As a child, I never used the term "activist" to define myself. Although I grew up in the heart of the diverse city of New York, societal beliefs and stereotypes remain within and between different cultural groups. As someone of Teochew-Khmer American heritage, I was raised to believe that being an activist wasn’t a "safe" path for Asian-Americans — certainly not one as acceptable as acing every single math exam.
But I didn’t want to take the "safe" path. It was difficult for me to tell my family in elementary school that my earliest career goal was to become a politician so that I could help people and fix problems in my community. This aspiration didn’t last long: Watching so many broadcasts of speeches made by politicians who didn’t look like me made me lose hope. I also recall one of my cousins telling me that Asians aren’t politicians; they are doctors, lawyers, and mathematicians. I figured my family must be right, and eventually I gave in to what they wanted me to do and dropped my political dreams.
But that changed in 2013, when I saw Grace Meng, an Asian-American from New York, inaugurated into Congress. While another cousin told me that Meng "got lucky" and that it’s nearly impossible for any Asian-American to be a successful politician, seeing Meng's achievement was eye-opening. It showed me that I could overcome the barriers built by stereotypes. When I excitedly told my mom about Meng's success, she said that perhaps I could pursue a political career as a side job in the future.
In middle school, I developed another aspiration: to become an actress. When I was introduced to theater by my eighth-grade English Language Arts teacher, my initial thought was, I shouldn’t do this because I’m Asian and this isn’t something Asians do. But I tried to ignore that pessimism; seeing Meng succeed in politics had taught me to disregard the mentality that I couldn't succeed in a field just because my race was underrepresented within it. Unfortunately, my family still held on to that misconception, and they disapproved of my potential acting career, too.
Instead of giving up, though, I decided to prove to them that there are successful Asian American actors and actresses. I researched the casts of every film I could recall watching, and I did find a few Asian-American actors. But none of them were leads, and most played very stereotypical roles, such as "Asian nerd" or Chinese food delivery guy. I thought, sadly, Well, my family has won another round.
Then, during my sophomore year of high school, Fresh Off the Boat started to air. It was the first television show I had ever seen that featured multiple Asian-American leads. I was especially inspired by Constance Wu, who expertly played the leading female role of the family matriarch. The show gave me hope that one day more Asian-American stories would be heard, and that more Asian-Americans actors and actresses would be given more opportunities to do what they love. While I had already decided not to pursue acting by the time the show aired, it was still great to finally see people who looked like me on TV, to feel like I was finally represented. Fresh Off the Boat's success also proves that Hollywood’s conviction that only white actors and actresses are "bankable" is a lie (which, in fact, past studies have already proven).

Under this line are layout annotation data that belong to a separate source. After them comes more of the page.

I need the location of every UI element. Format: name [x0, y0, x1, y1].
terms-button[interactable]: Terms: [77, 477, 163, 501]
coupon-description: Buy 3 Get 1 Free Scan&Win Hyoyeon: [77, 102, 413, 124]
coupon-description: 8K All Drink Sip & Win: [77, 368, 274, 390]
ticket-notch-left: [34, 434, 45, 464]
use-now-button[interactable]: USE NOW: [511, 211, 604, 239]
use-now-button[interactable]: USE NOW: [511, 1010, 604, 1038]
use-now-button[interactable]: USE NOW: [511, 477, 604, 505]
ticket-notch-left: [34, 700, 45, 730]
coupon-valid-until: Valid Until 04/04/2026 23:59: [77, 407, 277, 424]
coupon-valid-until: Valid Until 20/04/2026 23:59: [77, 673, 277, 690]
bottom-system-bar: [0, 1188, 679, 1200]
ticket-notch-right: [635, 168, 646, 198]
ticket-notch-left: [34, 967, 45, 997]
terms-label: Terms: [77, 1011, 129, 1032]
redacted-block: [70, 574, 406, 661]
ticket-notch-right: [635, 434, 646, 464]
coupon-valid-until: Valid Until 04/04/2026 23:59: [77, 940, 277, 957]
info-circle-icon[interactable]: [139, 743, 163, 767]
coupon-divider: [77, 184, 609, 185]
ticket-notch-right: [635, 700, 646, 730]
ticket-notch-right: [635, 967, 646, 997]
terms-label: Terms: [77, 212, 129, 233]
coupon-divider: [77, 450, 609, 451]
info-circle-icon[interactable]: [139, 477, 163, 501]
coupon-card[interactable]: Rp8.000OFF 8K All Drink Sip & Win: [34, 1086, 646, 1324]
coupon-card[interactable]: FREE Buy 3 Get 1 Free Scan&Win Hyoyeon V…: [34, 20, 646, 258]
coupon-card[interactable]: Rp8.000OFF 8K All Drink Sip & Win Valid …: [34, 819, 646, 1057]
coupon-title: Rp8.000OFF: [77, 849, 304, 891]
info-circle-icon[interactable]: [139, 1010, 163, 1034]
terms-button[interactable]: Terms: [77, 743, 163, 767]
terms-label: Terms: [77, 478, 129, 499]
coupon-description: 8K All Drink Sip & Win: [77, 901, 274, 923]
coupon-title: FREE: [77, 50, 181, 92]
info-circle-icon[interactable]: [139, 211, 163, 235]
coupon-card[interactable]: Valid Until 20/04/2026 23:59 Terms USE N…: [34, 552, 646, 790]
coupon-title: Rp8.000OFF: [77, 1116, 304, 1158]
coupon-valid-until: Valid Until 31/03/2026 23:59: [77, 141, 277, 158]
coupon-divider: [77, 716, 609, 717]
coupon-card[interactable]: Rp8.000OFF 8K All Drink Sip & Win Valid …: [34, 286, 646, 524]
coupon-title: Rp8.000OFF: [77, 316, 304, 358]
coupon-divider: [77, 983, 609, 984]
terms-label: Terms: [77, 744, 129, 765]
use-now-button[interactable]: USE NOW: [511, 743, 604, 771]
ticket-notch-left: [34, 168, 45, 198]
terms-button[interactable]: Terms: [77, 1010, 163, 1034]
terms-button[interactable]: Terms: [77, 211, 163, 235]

I decided to build on the show's momentum and start a conversation. Inspired by the #StarringJohnCho hashtag, which was created to counteract hollywood whitewashing and show what mainstream movies could look like with diverse lead, I launched a sister idea: #StarringConstanceWu. Although there was some resistance — one Twitter user thought I should "go back to China" even though I was born in the United States — I was astounded by the amount of support that both movements received. Teachers supported me at school, and my peers at the New York City Asian American Student Conference encouraged me. The media also picked up on these movements, and I started to receive messages of gratitude and encouragement from all across the internet.
While I still have family members who firmly believe that careers in math and science are the only "safe" paths for Asian-Americans to take, this experience reminded me why I initially dreamed of being an activist and creating political and cultural change. I want to be someone whom Asian-American youth can look up to, someone who is speaking up for us and addressing the injustices done to our community, someone who will keep moving forward and pushing for change.
Furthermore, I’ve realized that perhaps the reason my family isn’t fully supportive of Asian-Americans choosing different paths is because they've only seen a handful of successful Asian-Americans in those fields. Although our presence has grown in both the political sphere and on film and TV, they’re probably worried that since we’re still minimally represented, success would be very difficult.
I understand this, but I want to prove them wrong. I will continue to speak up to raise awareness about issues like whitewashing in the media, while also pushing for more diversity on TV and in film. I believe that if not only kids, but also their family members from older generations see more people who look like them, people who are successful in fields in which they're underrepresented, that today's young people will be encouraged to pursue those careers — which is how we'll wind up with more successful Asian-Americans in different industries. But I know that personally, whether my family fully supports me or not, I will continue to do what I’m passionate about and be proud of my Asian heritage — no matter what.